Tuesday, November 25, 2008

Choroid Plexus Cysts

“Are cysts a bad thing?” I asked the sonographer who was rubbing her instrument on Sally’s lubricated belly. She had been zooming in on pictures of various parts of our baby, who has 21 weeks of in utero growth under his or her proverbial belt. The sonographer had applied various labels to the pictures she was taking: leg, hand, heart, stomach. When she got to “cyst,” I asked the question off-handedly, without thinking how I would respond if she said “yes.”



“Not always,” the sonographer said. I immediately wanted to take off my coat, as the temperature in the room had suddenly jumped. Trying to joke, as is my custom, I said, “you know, I probably wouldn’t have asked that question if I thought you’d say that.” I moved away from the monitor, where I had been watching closely, to hold Sally’s hand.



Linda, the sonographer (who had a terrible head cold and paused now and then to cough up and spit out phlegm), said later in a sweet west Texas drawl, “I generally don’t say anything while I’m looking at something. And some people, it goes right over their heads; they don’t notice you paying particular attention to one thing or another. But if someone asks me, I’m not going to lie to ‘em and say there’s nothing there.”

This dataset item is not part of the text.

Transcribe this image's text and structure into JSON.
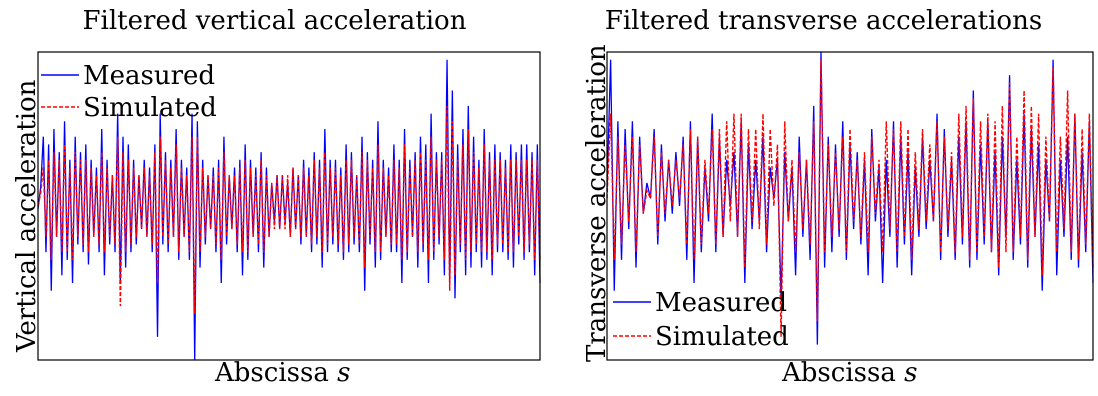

“Not always” turns out to be “very rarely,” but we’re still shaken by these two symmetrical black dots in the cross-section of our child’s head. Linda described them as two choroid plexus cysts (abbreviated as “CPCs”) in the brain of our little baby. CPCs are sometimes a signal of chromosomal disorders, but Linda did not give us any details. We immediately thought Down’s Syndrome, and spoke our concern, but Linda just said that incidence of any disorder is rare---even with markers. She did note that when CPCs are present, she looks very carefully for other markers. Sally and I noticed that she took a very long look at the heart. While noting that it clearly has four chambers, Linda could not get a good view of blood coming in and going out. Likewise, she couldn’t get a good look at the kid’s nose, the septum of which apparently would have told us something. We didn’t talk to a doctor during this appointment, so we immediately started Googling CPCs on the way home. From the UC, San Francisco website:



The choroid plexus is the part of the brain that makes cerebrospinal fluid, the fluid that normally bathes and protects the brain and spinal column. In about 1 percent to 2 percent of normal babies -- 1 out of 50 to 100 -- a tiny bubble of fluid is pinched off as the choroid plexus forms. This appears as a cyst inside the choroid plexus at the time of ultrasound. A choroid plexus cyst can be likened to a blister and is not considered a brain abnormality.




When they occur, these cysts almost always disappear in normal gestation, and don’t cause any trouble for the baby. The cause for concern, and the reason Linda was taking so many pictures of them, is that CPCs have a loose correlation with a nasty chromosomal disorder called Trisomy 18. If your kid has Trisomy 18, meaning that he or she carries an extra copy of chromosome 18, then the kid is going to have big problems. Likely, the child would be stillborn and almost certainly would not live beyond infancy. While these facts are jolting, the numbers are in our baby’s favor. Trisomy 18 afflicts fewer than one of every hundred children with CPCs. From our amateur internet research, it is not clear that Down’s Syndrome has any correlation with CPCs, even a one-in-a-hundred connection like Trisomy 18.



Sally read a lot more than I did last night. I just wanted to see the numbers and get an idea for the rough odds. Knowing that it’s still a really long shot, I can put it out of my mind until we know more. As we sat there with Linda this afternoon, before I knew about Trisomy 18, I imagined myself as the long-term care provider for a child with Down's Syndrome. I pictured difficult social settings, hard decisions with educators, lamentation about lack of connection, and some fleeting moments of transcendence. With those images in my mind, I pray that I could raise a disabled child without bitterness; that I can be grateful for what has come, regardless of its form.